# Employment Visa not processed



## Arhin (Aug 9, 2015)

Hi guys 
Please I went to UAE in the month of March with a one month tourist visa to secure a job and before my via could expire I secured a job. Amen to that.
I was given an offer letter stipulating all the terms and conditions of the company. The manager told me to go back to my country for visa change since I had a returning ticket, so I left UAE around 29th March. The manager of the company told me that the visa will be ready in let say two weeks time.
I have waited since that time and am not seeing any visa. Whenever I ask him he said I should wait it will come. Just last month he told me that it couldn't work out so he is now going to try it again but from the look of thing am not sure he will help me get the visa. I have stayed in my home country that is Ghana for five months now and as at now am not seeing any sign of the visa. 
Due to security reasons I will not give out the name of the company and will give it out when the need arises.
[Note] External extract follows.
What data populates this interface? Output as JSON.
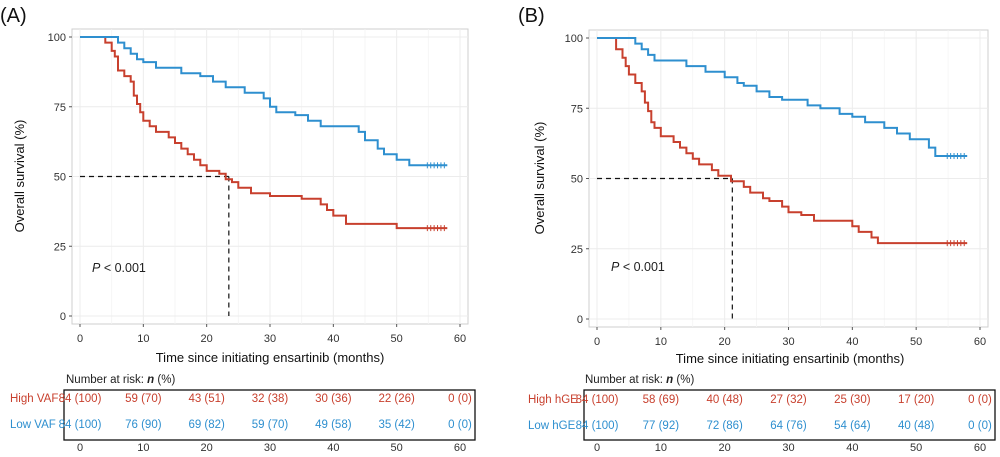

The company is at Ajman.
Please I need help for getting my visa or getting a new job since I really want to work there. Please advice me.
Thank you.


----------



## BedouGirl (Sep 15, 2011)

You don't need to give the name of the company. If they haven't got your visa in five months, you need to start job hunting again.


----------



## Arhin (Aug 9, 2015)

Pls how because am currently in Ghana now


----------



## BedouGirl (Sep 15, 2011)

Take a look at the stickies. There's a very long thread with lots of information on how to find a job here.


----------